So why do we have more than one "static singleton" instance of the same type object? The singleton instance for `c10::optional` lives [here](https://github.com/pytorch/pytorch/blob/e20793b05426284d973ac25e563046c037b4e4b2/aten/src/ATen/core/jit_type.h#L1871), and is defined in a header file (it has to be because it's a template).

I think that's because "function local statics are duplicated across DSO's". We have a similar comment about the dispatcher singleton and why it needs to live in a .cpp file [here](https://github.com/pytorch/pytorch/blob/e20793b05426284d973ac25e563046c037b4e4b2/aten/src/ATen/core/dispatch/Dispatcher.h#L95).
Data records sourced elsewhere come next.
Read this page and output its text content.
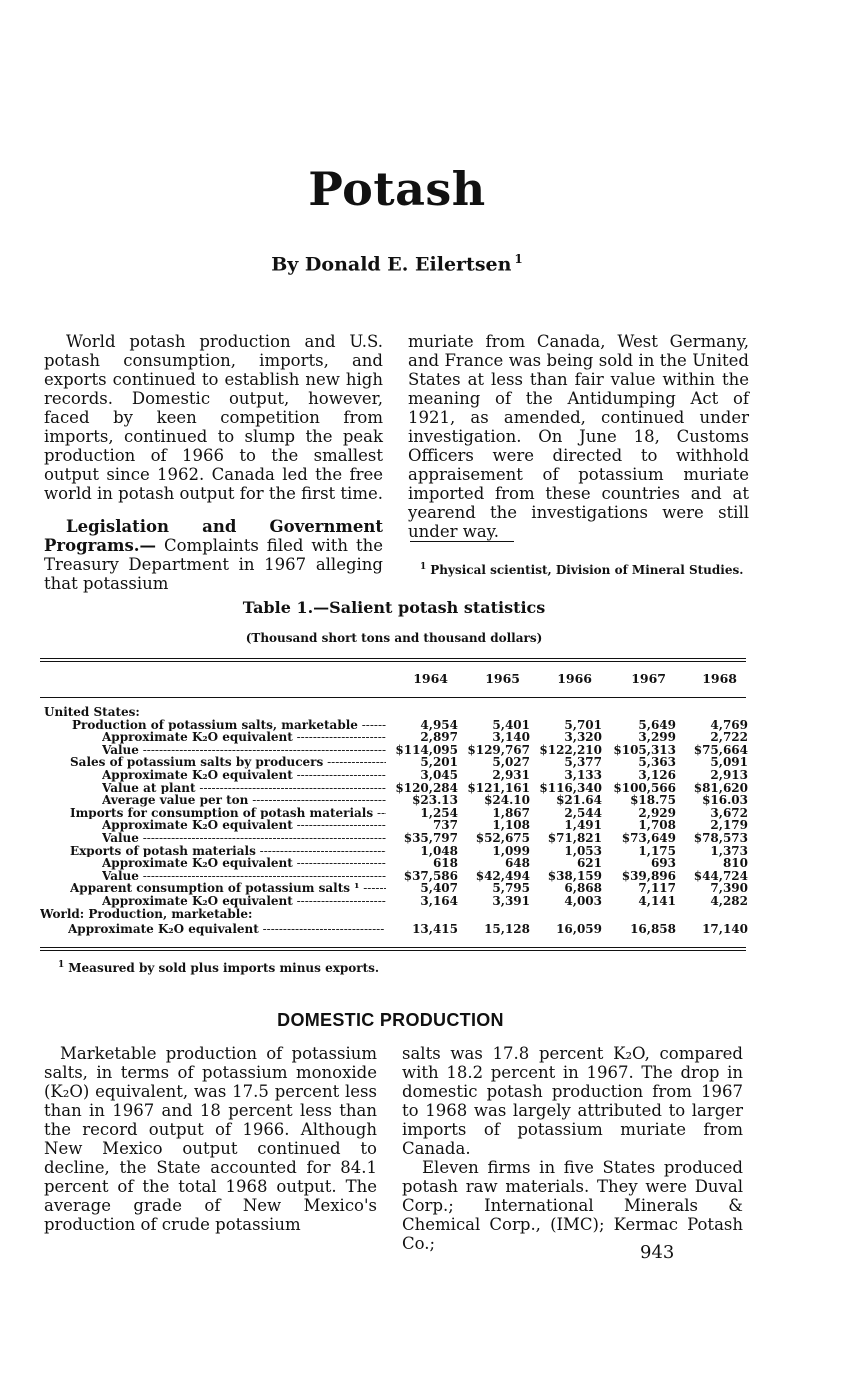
Potash
By Donald E. Eilertsen $^1$

World potash production and U.S. potash consumption, imports, and exports continued to establish new high records. Domestic output, however, faced by keen competition from imports, continued to slump the peak production of 1966 to the smallest output since 1962. Canada led the free world in potash output for the first time.

Legislation and Government Programs.— Complaints filed with the Treasury Department in 1967 alleging that potassium

muriate from Canada, West Germany, and France was being sold in the United States at less than fair value within the meaning of the Antidumping Act of 1921, as amended, continued under investigation. On June 18, Customs Officers were directed to withhold appraisement of potassium muriate imported from these countries and at yearend the investigations were still under way.

$^1$ Physical scientist, Division of Mineral Studies.
Table 1.—Salient potash statistics
(Thousand short tons and thousand dollars)
1964	1965	1966	1967	1968
United States:
Production of potassium salts, marketable -----	4,954	5,401	5,701	5,649	4,769
Approximate K₂O equivalent -----	2,897	3,140	3,320	3,299	2,722
Value -----	$114,095 $129,767 $122,210 $105,313	$75,664
Sales of potassium salts by producers -----	5,201	5,027	5,377	5,363	5,091
Approximate K₂O equivalent -----	3,045	2,931	3,133	3,126	2,913
Value at plant -----	$120,284 $121,161 $116,340 $100,566	$81,620
Average value per ton -----	$23.13	$24.10	$21.64	$18.75	$16.03
Imports for consumption of potash materials -----	1,254	1,867	2,544	2,929	3,672
Approximate K₂O equivalent -----	737	1,108	1,491	1,708	2,179
Value -----	$35,797	$52,675	$71,821	$73,649	$78,573
Exports of potash materials -----	1,048	1,099	1,053	1,175	1,373
Approximate K₂O equivalent -----	618	648	621	693	810
Value -----	$37,586	$42,494	$38,159	$39,896	$44,724
Apparent consumption of potassium salts ¹ -----	5,407	5,795	6,868	7,117	7,390
Approximate K₂O equivalent -----	3,164	3,391	4,003	4,141	4,282
World: Production, marketable:
Approximate K₂O equivalent -----	13,415	15,128	16,059	16,858	17,140
$^1$ Measured by sold plus imports minus exports.
DOMESTIC PRODUCTION

Marketable production of potassium salts, in terms of potassium monoxide (K₂O) equivalent, was 17.5 percent less than in 1967 and 18 percent less than the record output of 1966. Although New Mexico output continued to decline, the State accounted for 84.1 percent of the total 1968 output. The average grade of New Mexico's production of crude potassium

salts was 17.8 percent K₂O, compared with 18.2 percent in 1967. The drop in domestic potash production from 1967 to 1968 was largely attributed to larger imports of potassium muriate from Canada.

Eleven firms in five States produced potash raw materials. They were Duval Corp.; International Minerals & Chemical Corp., (IMC); Kermac Potash Co.;	943
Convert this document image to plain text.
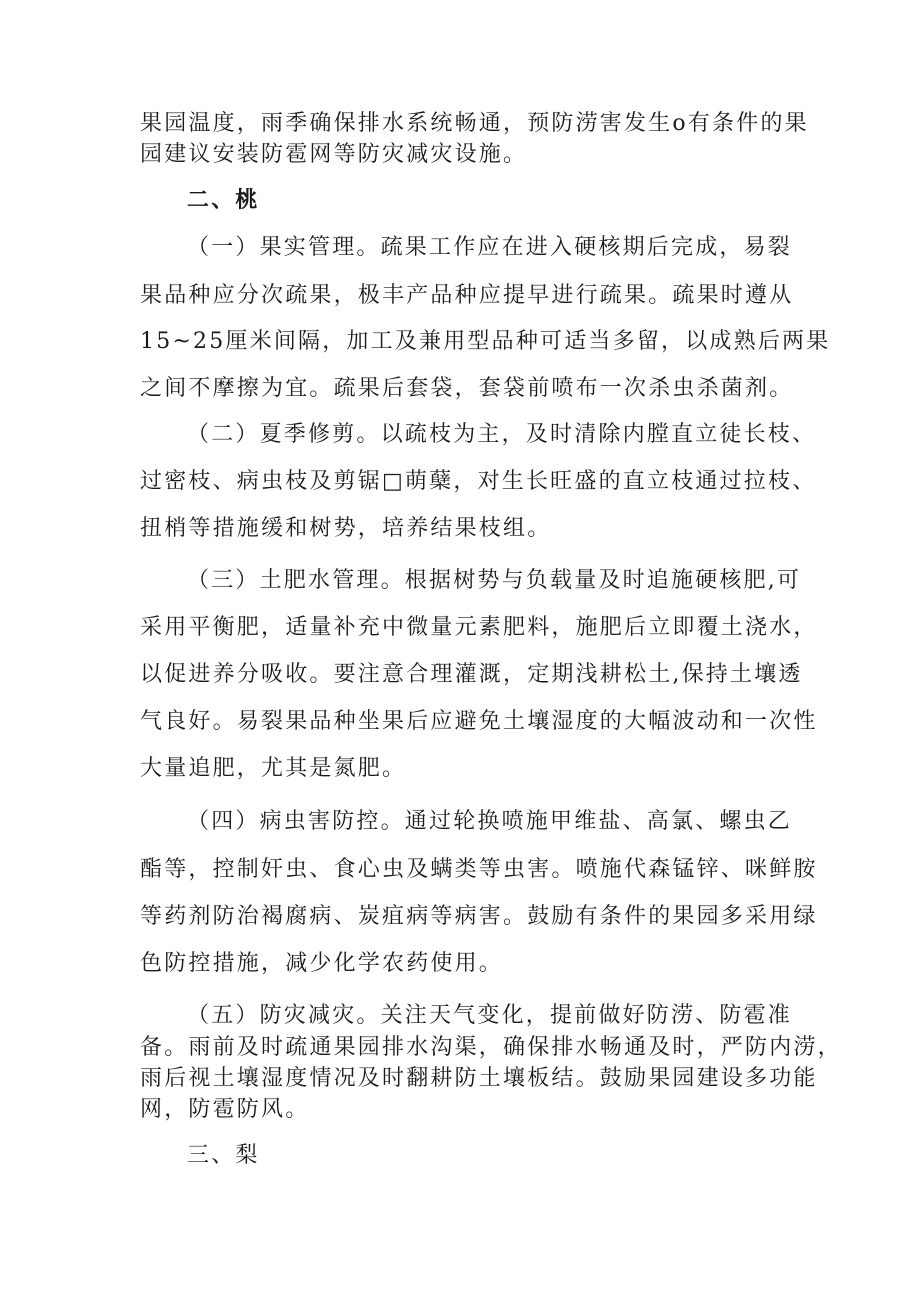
果园温度，雨季确保排水系统畅通，预防涝害发生o有条件的果
园建议安装防雹网等防灾减灾设施。
二、桃
（一）果实管理。疏果工作应在进入硬核期后完成，易裂
果品种应分次疏果，极丰产品种应提早进行疏果。疏果时遵从
15~25厘米间隔，加工及兼用型品种可适当多留，以成熟后两果
之间不摩擦为宜。疏果后套袋，套袋前喷布一次杀虫杀菌剂。
（二）夏季修剪。以疏枝为主，及时清除内膛直立徒长枝、
过密枝、病虫枝及剪锯□萌蘖，对生长旺盛的直立枝通过拉枝、
扭梢等措施缓和树势，培养结果枝组。
（三）土肥水管理。根据树势与负载量及时追施硬核肥,可
采用平衡肥，适量补充中微量元素肥料，施肥后立即覆土浇水，
以促进养分吸收。要注意合理灌溉，定期浅耕松土,保持土壤透
气良好。易裂果品种坐果后应避免土壤湿度的大幅波动和一次性
大量追肥，尤其是氮肥。
（四）病虫害防控。通过轮换喷施甲维盐、高氯、螺虫乙
酯等，控制奸虫、食心虫及螨类等虫害。喷施代森锰锌、咪鲜胺
等药剂防治褐腐病、炭疽病等病害。鼓励有条件的果园多采用绿
色防控措施，减少化学农药使用。
（五）防灾减灾。关注天气变化，提前做好防涝、防雹准
备。雨前及时疏通果园排水沟渠，确保排水畅通及时，严防内涝，
雨后视土壤湿度情况及时翻耕防土壤板结。鼓励果园建设多功能
网，防雹防风。
三、梨
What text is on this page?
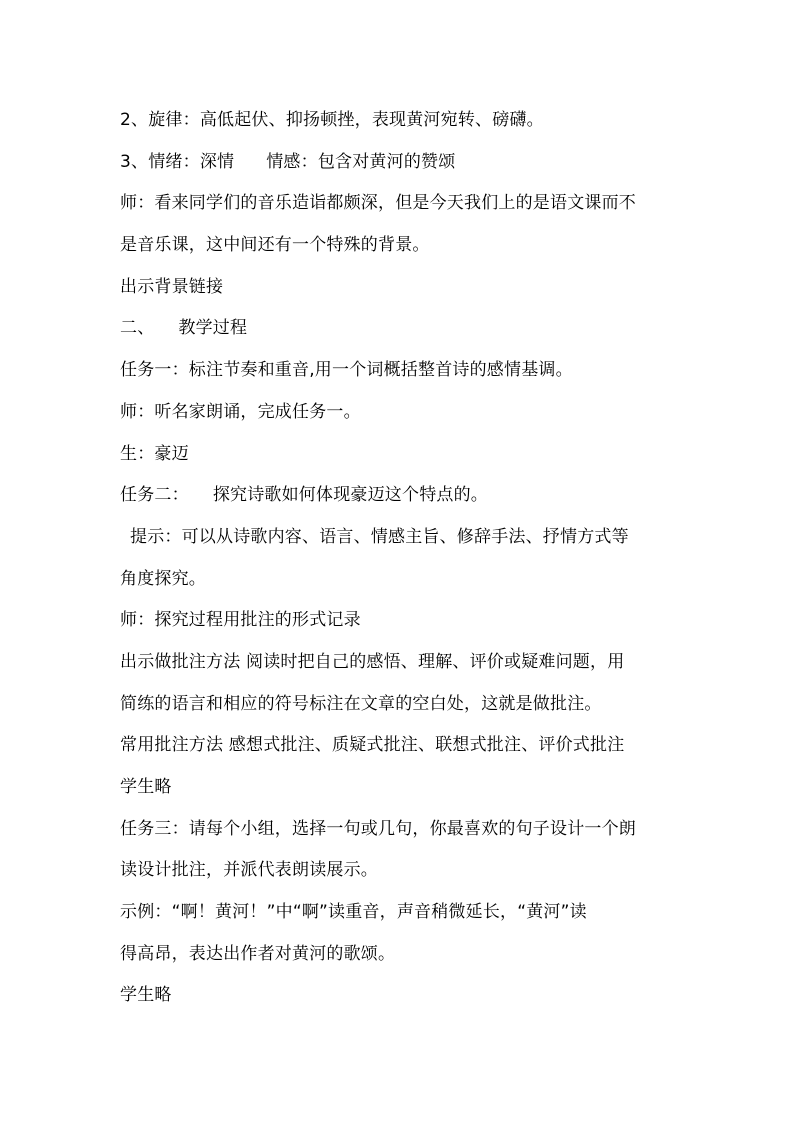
2、旋律：高低起伏、抑扬顿挫，表现黄河宛转、磅礴。
3、情绪：深情 情感：包含对黄河的赞颂
师：看来同学们的音乐造诣都颇深，但是今天我们上的是语文课而不
是音乐课，这中间还有一个特殊的背景。
出示背景链接
二、 教学过程
任务一：标注节奏和重音,用一个词概括整首诗的感情基调。
师：听名家朗诵，完成任务一。
生：豪迈
任务二： 探究诗歌如何体现豪迈这个特点的。
提示：可以从诗歌内容、语言、情感主旨、修辞手法、抒情方式等
角度探究。
师：探究过程用批注的形式记录
出示做批注方法 阅读时把自己的感悟、理解、评价或疑难问题，用
简练的语言和相应的符号标注在文章的空白处，这就是做批注。
常用批注方法 感想式批注、质疑式批注、联想式批注、评价式批注
学生略
任务三：请每个小组，选择一句或几句，你最喜欢的句子设计一个朗
读设计批注，并派代表朗读展示。
示例：“啊！黄河！”中“啊”读重音，声音稍微延长，“黄河”读
得高昂，表达出作者对黄河的歌颂。
学生略
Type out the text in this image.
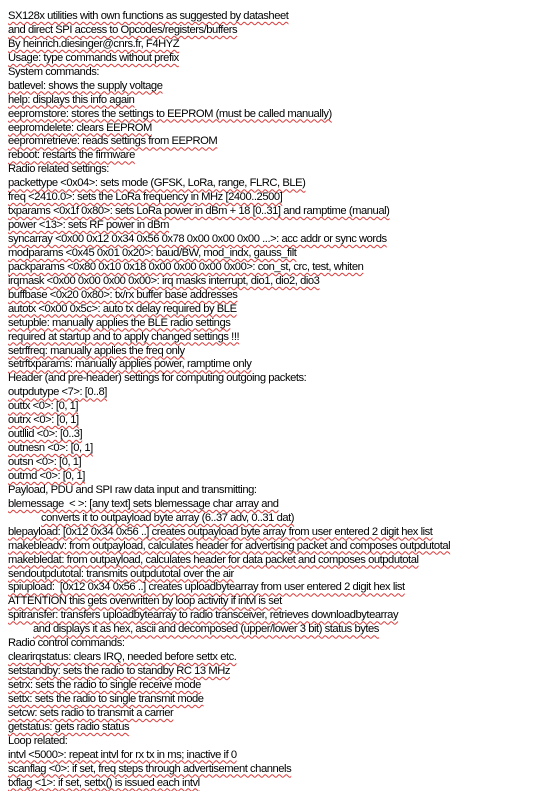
SX128x utilities with own functions as suggested by datasheet
and direct SPI access to Opcodes/registers/buffers
By heinrich.diesinger@cnrs.fr, F4HYZ
Usage: type commands without prefix
System commands:
batlevel: shows the supply voltage
help: displays this info again
eepromstore: stores the settings to EEPROM (must be called manually)
eepromdelete: clears EEPROM
eepromretrieve: reads settings from EEPROM
reboot: restarts the firmware
Radio related settings:
packettype <0x04>: sets mode (GFSK, LoRa, range, FLRC, BLE)
freq <2410.0>: sets the LoRa frequency in MHz [2400..2500]
txparams <0x1f 0x80>: sets LoRa power in dBm + 18 [0..31] and ramptime (manual)
power <13>: sets RF power in dBm
syncarray <0x00 0x12 0x34 0x56 0x78 0x00 0x00 0x00 ...>: acc addr or sync words
modparams <0x45 0x01 0x20>: baud/BW, mod_indx, gauss_filt
packparams <0x80 0x10 0x18 0x00 0x00 0x00 0x00>: con_st, crc, test, whiten
irqmask <0x00 0x00 0x00 0x00>: irq masks interrupt, dio1, dio2, dio3
buffbase <0x20 0x80>: tx/rx buffer base addresses
autotx <0x00 0x5c>: auto tx delay required by BLE
setupble: manually applies the BLE radio settings
required at startup and to apply changed settings !!!
setrffreq: manually applies the freq only
setrftxparams: manually applies power, ramptime only
Header (and pre-header) settings for computing outgoing packets:
outpdutype <7>: [0..8]
outtx <0>: [0, 1]
outrx <0>: [0, 1]
outllid <0>: [0..3]
outnesn <0>: [0, 1]
outsn <0>: [0, 1]
outmd <0>: [0, 1]
Payload, PDU and SPI raw data input and transmitting:
blemessage  < >: [any text] sets blemessage char array and
converts it to outpayload byte array (6..37 adv, 0..31 dat)
blepayload: [0x12 0x34 0x56 ..] creates outpayload byte array from user entered 2 digit hex list
makebleadv: from outpayload, calculates header for advertising packet and composes outpdutotal
makebledat: from outpayload, calculates header for data packet and composes outpdutotal
sendoutpdutotal: transmits outpdutotal over the air
spiupload:  [0x12 0x34 0x56 ..] creates uploadbytearray from user entered 2 digit hex list
ATTENTION this gets overwritten by loop activity if intvl is set
spitransfer: transfers uploadbytearray to radio transceiver, retrieves downloadbytearray
and displays it as hex, ascii and decomposed (upper/lower 3 bit) status bytes
Radio control commands:
clearirqstatus: clears IRQ, needed before settx etc.
setstandby: sets the radio to standby RC 13 MHz
setrx: sets the radio to single receive mode
settx: sets the radio to single transmit mode
setcw: sets radio to transmit a carrier
getstatus: gets radio status
Loop related:
intvl <5000>: repeat intvl for rx tx in ms; inactive if 0
scanflag <0>: if set, freq steps through advertisement channels
txflag <1>: if set, settx() is issued each intvl
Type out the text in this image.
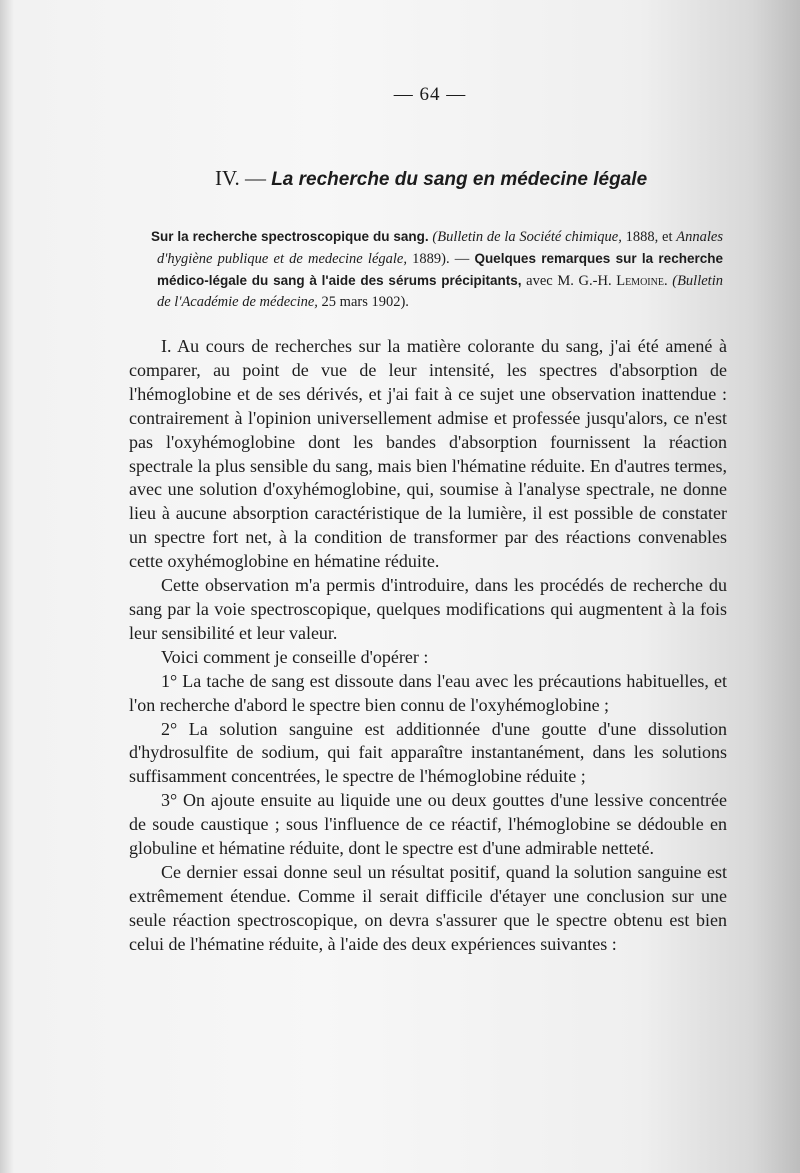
— 64 —
IV. — La recherche du sang en médecine légale

Sur la recherche spectroscopique du sang. (Bulletin de la Société chimique, 1888, et Annales d'hygiène publique et de medecine légale, 1889). — Quelques remarques sur la recherche médico-légale du sang à l'aide des sérums précipitants, avec M. G.-H. Lemoine. (Bulletin de l'Académie de médecine, 25 mars 1902).

I. Au cours de recherches sur la matière colorante du sang, j'ai été amené à comparer, au point de vue de leur intensité, les spectres d'absorption de l'hémoglobine et de ses dérivés, et j'ai fait à ce sujet une observation inattendue : contrairement à l'opinion universellement admise et professée jusqu'alors, ce n'est pas l'oxyhémoglobine dont les bandes d'absorption fournissent la réaction spectrale la plus sensible du sang, mais bien l'hématine réduite. En d'autres termes, avec une solution d'oxyhémoglobine, qui, soumise à l'analyse spectrale, ne donne lieu à aucune absorption caractéristique de la lumière, il est possible de constater un spectre fort net, à la condition de transformer par des réactions convenables cette oxyhémoglobine en hématine réduite.

Cette observation m'a permis d'introduire, dans les procédés de recherche du sang par la voie spectroscopique, quelques modifications qui augmentent à la fois leur sensibilité et leur valeur.

Voici comment je conseille d'opérer :

1° La tache de sang est dissoute dans l'eau avec les précautions habituelles, et l'on recherche d'abord le spectre bien connu de l'oxyhémoglobine ;

2° La solution sanguine est additionnée d'une goutte d'une dissolution d'hydrosulfite de sodium, qui fait apparaître instantanément, dans les solutions suffisamment concentrées, le spectre de l'hémoglobine réduite ;

3° On ajoute ensuite au liquide une ou deux gouttes d'une lessive concentrée de soude caustique ; sous l'influence de ce réactif, l'hémoglobine se dédouble en globuline et hématine réduite, dont le spectre est d'une admirable netteté.

Ce dernier essai donne seul un résultat positif, quand la solution sanguine est extrêmement étendue. Comme il serait difficile d'étayer une conclusion sur une seule réaction spectroscopique, on devra s'assurer que le spectre obtenu est bien celui de l'hématine réduite, à l'aide des deux expériences suivantes :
Basically, since functorch and pytorch core live in two separate `.so` file, we'll end up with a new static singleton instance for each library.

We can't just move the singleton into a cpp though, since the function is templated - we want one singleton instance *per `optional<T>` type*.

I ended up doing it by converting each `T` into a `TypePtr` object, and keeping a mapping from `TypePtr` objects of the inner type to the static singleton instances in the .cpp file.

### Testing?

I couldn't figure out how to repro this failure in core, since I think the `functionalize()` failure came from the fact that we're loading multiple libraries that we're invoking the `c10::getTypePtr` call from (`libtorch_cpu.so` and `functorch/_C.so`).

I confirmed that with this patch, this code runs successfully (it would break before)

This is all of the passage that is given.